Amid this, our work to address the failings at the Immensa lab in Wolverhampton is more important than ever. An estimated 43,000 people with Covid-19 were mistakenly given negative PCR results by the lab. They thought they were in the clear, but were actually positive for Covid-19. This contributed to soaring rates of infection across the South West and Wales.
Amber Marshall told the BBC that she believes her grandmother Pam died in October as a result of Immensa’s errors, having caught Covid-19 from a member of staff at Stinchcombe Manor Care Home. The staff member had been given a false negative result and thought it was safe for her to go to work.
Without a proper account of what happened, how can people trust the system won’t fail to protect them and their families and friends again?
We posed a series of questions to the Government, to try and get justice for the families involved and assurances that the situation is now under control, but their responses were vague and wholly inadequate.
We’ve now filed Judicial Review proceedings to ensure the Government reckons with the multiple failures in their oversight of the Immensa lab.
We believe their failure to set up and enforce a proper system to monitor and supervise the accuracy of PCR testing at private labs like Immensa breaches both their duty to protect life under the NHS Act 2006 and the human rights of the thousands of people affected.
It took the Government almost a month to identify the issue and to stop sending PCR tests there.
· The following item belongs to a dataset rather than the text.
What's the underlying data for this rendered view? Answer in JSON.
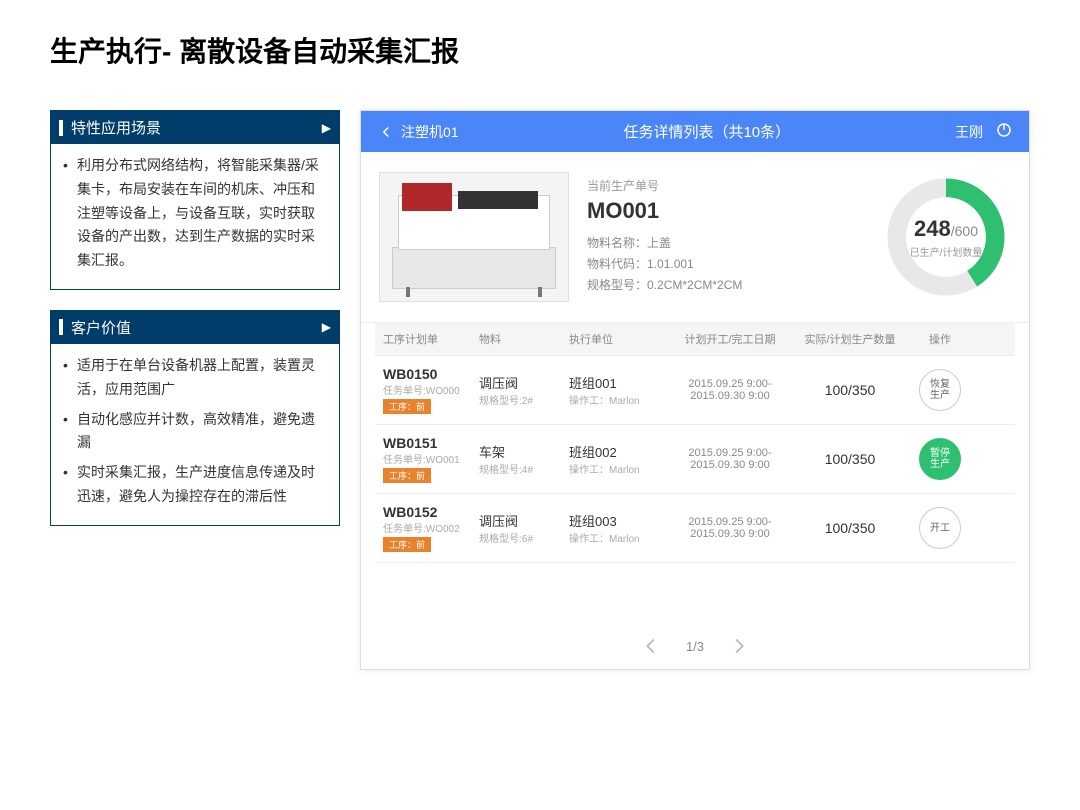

And they didn’t even announce what had happened or start contacting affected individuals until three days after that.
It’s hard to say just how much further the virus spread in that time, but the effects of this mismanagement are potentially huge. As far as we know the Government hasn’t actually investigated or confirmed the true number. Professor Deepti Gurdasani, a senior lecturer in epidemiology at Queen Mary University, estimates that the false negatives may have caused up to 200,000 further Covid-19 infections, and more than 1,000 avoidable deaths.
Many of the people given false negative PCR results have been left deeply distressed. One woman told us that, without a positive PCR result, she missed out on support that she’d otherwise have been entitled to: “I couldn’t believe it when I got the message from Test and Trace. I was so angry. I am 71 years old, and I was completely on my own. I could have died in my flat and no one would have known.”
We’re asking the Court to compel the Government to put in place proper safety checks at private labs to prevent this ever happening again and to acknowledge that people’s human rights were breached. We will keep you updated.